The integration of AI into healthcare and pharma design has introduced new ethical challenges in 2024. Bias in AI outputs remains a concern, especially when models are trained on datasets that fail to represent diverse patient populations adequately.

Additionally, ensuring that AI tools comply with stringent industry-specific regulations adds complexity to their adoption. To mitigate these risks, organisations must prioritise human oversight, transparent data practices, and ethical design guidelines, ensuring that AI complements rather than compromises patient-centric goals.

What to expect in 2025: The future of AI in pharma and healthcare UX & UI design

As AI continues to evolve, its impact on healthcare and pharma UX/UI design is expected to deepen in several key areas:

Smarter, context-aware AI tools

Next-generation AI systems will likely have a better grasp of regulatory and ethical complexities. For instance, they could suggest design solutions that automatically comply with GDPR or FDA guidelines, or provide culturally sensitive recommendations for global healthcare products.

Hyper-personalised digital experiences

AI will enable adaptive interfaces that cater to individual user needs. This could include patient portals that customise dashboards based on conditions or apps that predict medication refills and offer wellness tips by analysing historical data.

Seamless cross-team collaboration

AI will further enhance collaboration between designers, developers, and healthcare professionals. Imagine real-time translation of user data into actionable design insights or AI-driven co-creation tools that empower multidisciplinary teams to prototype solutions together.

Advanced usability testing

Testing capabilities will become even more sophisticated, with AI simulating user behaviour across diverse demographics, including those with rare medical conditions.

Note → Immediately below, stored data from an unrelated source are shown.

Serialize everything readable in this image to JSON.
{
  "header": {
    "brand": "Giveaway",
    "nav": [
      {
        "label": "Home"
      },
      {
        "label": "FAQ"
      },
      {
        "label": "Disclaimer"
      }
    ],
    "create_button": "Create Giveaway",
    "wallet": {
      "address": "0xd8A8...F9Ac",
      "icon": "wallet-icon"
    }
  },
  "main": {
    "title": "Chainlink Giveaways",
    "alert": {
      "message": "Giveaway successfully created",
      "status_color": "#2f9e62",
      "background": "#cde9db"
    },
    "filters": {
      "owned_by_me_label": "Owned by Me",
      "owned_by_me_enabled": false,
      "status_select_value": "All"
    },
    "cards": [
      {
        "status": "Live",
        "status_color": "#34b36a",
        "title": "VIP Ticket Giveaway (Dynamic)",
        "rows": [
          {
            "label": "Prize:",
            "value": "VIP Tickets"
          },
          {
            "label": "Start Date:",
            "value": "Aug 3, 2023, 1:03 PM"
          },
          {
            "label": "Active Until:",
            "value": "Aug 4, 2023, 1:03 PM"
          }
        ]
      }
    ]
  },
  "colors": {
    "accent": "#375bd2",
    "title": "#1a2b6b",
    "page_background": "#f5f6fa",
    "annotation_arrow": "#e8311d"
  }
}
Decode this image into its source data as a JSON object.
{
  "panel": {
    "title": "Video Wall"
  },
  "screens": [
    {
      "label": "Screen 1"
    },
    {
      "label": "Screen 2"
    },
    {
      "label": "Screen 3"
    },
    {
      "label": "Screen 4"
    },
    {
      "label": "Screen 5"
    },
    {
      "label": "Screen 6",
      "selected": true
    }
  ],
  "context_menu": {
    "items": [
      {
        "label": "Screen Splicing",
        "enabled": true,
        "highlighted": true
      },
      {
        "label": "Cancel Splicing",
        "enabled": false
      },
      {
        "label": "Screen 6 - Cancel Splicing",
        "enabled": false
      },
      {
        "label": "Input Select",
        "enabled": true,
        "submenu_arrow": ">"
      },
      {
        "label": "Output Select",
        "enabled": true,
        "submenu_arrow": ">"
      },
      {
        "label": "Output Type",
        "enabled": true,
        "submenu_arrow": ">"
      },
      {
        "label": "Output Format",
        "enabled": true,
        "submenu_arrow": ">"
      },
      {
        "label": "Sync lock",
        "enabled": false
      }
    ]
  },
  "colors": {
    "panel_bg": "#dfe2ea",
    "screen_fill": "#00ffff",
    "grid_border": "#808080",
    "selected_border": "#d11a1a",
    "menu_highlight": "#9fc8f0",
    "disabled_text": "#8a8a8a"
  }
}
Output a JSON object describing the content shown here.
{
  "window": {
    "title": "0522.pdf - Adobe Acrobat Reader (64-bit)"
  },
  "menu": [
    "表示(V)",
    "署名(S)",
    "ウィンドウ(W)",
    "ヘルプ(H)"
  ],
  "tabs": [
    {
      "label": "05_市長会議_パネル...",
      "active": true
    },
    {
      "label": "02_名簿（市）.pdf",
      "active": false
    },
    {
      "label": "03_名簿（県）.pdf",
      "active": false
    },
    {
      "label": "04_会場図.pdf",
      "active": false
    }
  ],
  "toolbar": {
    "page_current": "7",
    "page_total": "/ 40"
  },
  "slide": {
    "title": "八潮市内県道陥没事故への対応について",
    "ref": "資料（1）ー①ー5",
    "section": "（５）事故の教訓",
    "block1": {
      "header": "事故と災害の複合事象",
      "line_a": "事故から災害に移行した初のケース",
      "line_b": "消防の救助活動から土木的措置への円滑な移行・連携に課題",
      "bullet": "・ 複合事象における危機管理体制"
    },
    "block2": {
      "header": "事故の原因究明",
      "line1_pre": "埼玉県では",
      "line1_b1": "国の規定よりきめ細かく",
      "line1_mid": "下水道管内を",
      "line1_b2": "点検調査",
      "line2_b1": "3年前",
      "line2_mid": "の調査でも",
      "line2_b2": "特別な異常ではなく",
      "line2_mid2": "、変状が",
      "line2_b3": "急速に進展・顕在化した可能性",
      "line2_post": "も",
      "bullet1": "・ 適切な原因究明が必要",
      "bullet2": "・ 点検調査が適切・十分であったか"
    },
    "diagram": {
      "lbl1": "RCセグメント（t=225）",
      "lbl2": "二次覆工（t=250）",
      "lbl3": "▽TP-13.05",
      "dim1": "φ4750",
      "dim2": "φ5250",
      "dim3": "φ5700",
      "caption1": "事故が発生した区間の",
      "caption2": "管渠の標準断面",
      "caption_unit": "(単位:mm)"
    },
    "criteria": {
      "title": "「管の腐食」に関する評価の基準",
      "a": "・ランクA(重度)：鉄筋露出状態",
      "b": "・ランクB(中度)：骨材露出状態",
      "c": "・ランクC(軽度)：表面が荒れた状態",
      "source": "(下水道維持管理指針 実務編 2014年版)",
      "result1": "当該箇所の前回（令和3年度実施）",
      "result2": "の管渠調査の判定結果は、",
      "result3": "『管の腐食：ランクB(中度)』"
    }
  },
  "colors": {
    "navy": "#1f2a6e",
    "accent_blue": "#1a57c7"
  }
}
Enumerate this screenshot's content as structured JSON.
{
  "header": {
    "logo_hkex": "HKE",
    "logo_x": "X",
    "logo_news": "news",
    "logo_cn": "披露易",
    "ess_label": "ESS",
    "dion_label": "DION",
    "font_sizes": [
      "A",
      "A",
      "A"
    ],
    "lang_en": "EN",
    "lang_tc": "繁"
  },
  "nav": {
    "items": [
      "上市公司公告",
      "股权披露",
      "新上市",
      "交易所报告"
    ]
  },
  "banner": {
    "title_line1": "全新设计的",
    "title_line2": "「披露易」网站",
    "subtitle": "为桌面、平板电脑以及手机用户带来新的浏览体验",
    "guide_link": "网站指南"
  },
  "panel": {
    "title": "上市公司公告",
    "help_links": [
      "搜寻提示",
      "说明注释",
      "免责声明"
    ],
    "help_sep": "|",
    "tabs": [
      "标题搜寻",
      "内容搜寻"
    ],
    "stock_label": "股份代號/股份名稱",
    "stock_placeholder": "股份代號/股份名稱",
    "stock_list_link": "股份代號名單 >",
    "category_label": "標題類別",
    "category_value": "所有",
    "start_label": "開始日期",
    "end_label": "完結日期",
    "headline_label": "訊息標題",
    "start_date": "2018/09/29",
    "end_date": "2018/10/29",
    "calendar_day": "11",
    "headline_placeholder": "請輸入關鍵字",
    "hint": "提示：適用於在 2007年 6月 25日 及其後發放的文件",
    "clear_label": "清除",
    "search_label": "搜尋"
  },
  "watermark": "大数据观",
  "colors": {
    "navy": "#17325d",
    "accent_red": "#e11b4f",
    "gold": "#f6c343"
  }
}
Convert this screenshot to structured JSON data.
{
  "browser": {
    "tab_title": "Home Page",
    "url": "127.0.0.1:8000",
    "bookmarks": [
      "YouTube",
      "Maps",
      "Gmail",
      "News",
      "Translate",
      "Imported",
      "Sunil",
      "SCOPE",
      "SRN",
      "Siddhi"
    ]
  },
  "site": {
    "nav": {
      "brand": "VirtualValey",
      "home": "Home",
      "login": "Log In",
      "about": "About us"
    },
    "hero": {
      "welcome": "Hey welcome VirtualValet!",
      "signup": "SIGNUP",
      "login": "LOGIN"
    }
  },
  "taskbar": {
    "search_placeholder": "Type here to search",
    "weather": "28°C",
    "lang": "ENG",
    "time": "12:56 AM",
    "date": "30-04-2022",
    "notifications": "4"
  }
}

Tools could also perform sentiment analysis during video-based usability tests to assess emotional responses to designs.

Ethical AI design standards

As AI plays a larger role, the demand for ethical guidelines will increase. Future standards may address challenges such as ensuring AI-generated personas represent diverse populations accurately and mitigating algorithmic bias in patient-facing applications.


These advancements will not only enhance the design process but also improve patient outcomes, making healthcare products more inclusive, efficient, and user-friendly.

A collaborative future for AI and human designers

In 2024, AI has made a big impact on pharma and healthcare UX/UI design, speeding up research, prototyping, and testing while helping make digital solutions more accessible and personalised. But the human touch is still essential. In healthcare, where the stakes are high, designers bring empathy, expertise, and ethical judgment to refine what AI produces.

As we move into 2025, the partnership between AI and designers will grow even stronger. By using AI’s strengths while addressing its limits, designers can create digital products that not only meet strict industry standards but also deliver meaningful, user-focused experiences.

At Graphite, we’re excited to continue exploring how AI and other new technologies can help us create experiences that genuinely support HCPs and patients.